Tale norma ha determinato una duplice azione con provvedimenti repressivi della violenza contro i diritti umani di ogni donna e, dall’altra, un valido strumento informativo e preventivo nei riguardi di tutte le donne e delle famiglie immigrate presenti nel nostro Paese.
L’importanza sociale e culturale delle azioni di sensibilizzazione e denuncia di ANOLF con il sostegno della CISL, risiede nel fatto che l’Italia è tra i primi paesi in Europa con il più alto numero di donne infibulate, per lo più immigrate di origine somala e nigeriana.
Il tema tutela e salute di vittime di MGF implica necessariamente una riflessione sul concetto stesso di salute.
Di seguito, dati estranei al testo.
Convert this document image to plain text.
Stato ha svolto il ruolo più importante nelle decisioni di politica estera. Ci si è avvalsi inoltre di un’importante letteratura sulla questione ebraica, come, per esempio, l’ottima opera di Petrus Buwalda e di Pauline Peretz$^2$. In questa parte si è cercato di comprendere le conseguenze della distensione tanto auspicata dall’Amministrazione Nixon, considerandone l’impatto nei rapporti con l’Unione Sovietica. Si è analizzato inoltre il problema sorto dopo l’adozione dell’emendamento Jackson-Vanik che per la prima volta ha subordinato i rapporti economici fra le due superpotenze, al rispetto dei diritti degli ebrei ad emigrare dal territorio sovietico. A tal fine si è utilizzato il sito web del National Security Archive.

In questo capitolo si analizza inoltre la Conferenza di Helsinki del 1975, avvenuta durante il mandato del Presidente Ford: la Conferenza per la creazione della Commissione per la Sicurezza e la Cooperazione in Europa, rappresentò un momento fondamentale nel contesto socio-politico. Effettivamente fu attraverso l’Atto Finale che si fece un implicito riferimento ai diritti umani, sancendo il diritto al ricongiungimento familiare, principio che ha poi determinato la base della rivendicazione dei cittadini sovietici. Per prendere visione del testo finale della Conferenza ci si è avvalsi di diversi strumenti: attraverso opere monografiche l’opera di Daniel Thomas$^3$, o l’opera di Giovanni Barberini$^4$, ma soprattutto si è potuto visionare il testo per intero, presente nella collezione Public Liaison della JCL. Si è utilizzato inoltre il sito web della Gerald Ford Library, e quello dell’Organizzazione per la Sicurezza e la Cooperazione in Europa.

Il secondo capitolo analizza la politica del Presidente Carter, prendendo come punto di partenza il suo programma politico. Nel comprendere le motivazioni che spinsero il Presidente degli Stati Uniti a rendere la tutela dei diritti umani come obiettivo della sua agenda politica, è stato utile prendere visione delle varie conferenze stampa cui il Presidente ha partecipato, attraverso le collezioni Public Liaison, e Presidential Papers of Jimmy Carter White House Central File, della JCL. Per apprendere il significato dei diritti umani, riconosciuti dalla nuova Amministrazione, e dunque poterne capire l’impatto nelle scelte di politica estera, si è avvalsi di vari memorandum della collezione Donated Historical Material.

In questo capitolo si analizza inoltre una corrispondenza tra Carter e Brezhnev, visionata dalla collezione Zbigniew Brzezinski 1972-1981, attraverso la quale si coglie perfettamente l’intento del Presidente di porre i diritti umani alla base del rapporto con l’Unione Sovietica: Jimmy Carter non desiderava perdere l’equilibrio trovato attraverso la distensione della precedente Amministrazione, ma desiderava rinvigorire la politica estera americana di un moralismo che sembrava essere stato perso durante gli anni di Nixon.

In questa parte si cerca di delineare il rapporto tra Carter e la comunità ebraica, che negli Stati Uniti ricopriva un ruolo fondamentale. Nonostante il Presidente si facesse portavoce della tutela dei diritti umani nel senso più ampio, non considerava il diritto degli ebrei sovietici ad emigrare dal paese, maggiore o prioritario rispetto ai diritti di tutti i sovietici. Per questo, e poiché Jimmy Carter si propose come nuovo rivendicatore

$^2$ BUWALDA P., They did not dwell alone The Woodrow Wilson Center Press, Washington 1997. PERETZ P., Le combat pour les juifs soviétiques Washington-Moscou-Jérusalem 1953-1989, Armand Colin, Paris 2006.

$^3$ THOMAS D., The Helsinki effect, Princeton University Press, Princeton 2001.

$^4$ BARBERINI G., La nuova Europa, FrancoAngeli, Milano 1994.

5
Questo, infatti, è stato variamente inteso: o come “stile di vita”, immerso in un insieme complesso di simboli, valori e rappresentazioni, in base ai quali l’uomo dispiega e organizza la sua presenza nel mondo, qui e ora, e in tal senso è espressione della sua cultura (Illich, 1976); o come “modo di essere”, cioè come un esserci, un essere nel mondo, un essere insieme con altri uomini ed essere occupati attivamente e gioiosamente dai compiti particolari della vita.
Se ciò è vero, il fenomeno dell’immigrazione ha portato moltissime persone a vivere in contesti socio-culturali e normativi nei quali il concetto di salute è concepito in modo assai diverso da quello dei loro paesi di origine; ne consegue che, a motivo dell’assunzione di nuovi stili di vita e di nuovi comportamenti da parte degli immigrati, con tutte le conflittualità del caso (Morrone, Mereu, 2003), per la nazione ospitante si pone un duplice problema: da un lato, organizzare servizi socio-sanitari diversificati, elastici e soprattutto in grado di affrontare una diversa concezione della salute e della patologia (Morrone, 2004); dall’altro, assicurare la salvaguardia dei diritti fondamentali dell’individuo, tra i quali vi è anche quello della tutela della salute dei minori.
In tale situazione, si colloca il tema delle MGF, la quale, a causa delle gravi conseguenze provocate sia a breve sia a lungo termine proprio sulla salute individuale, è stato previsto a titolo di reato dal nostro Legislatore nel 2006. La questione, però, sembra tutt’altro che risolta, per cui segnalare la possibilità di intervenire non solo sul piano penale, ma anche su quello civile e su quel minorile appare come il presupposto per lo sviluppo di azioni sempre più mirate a proteggere le vittime di tali pratiche.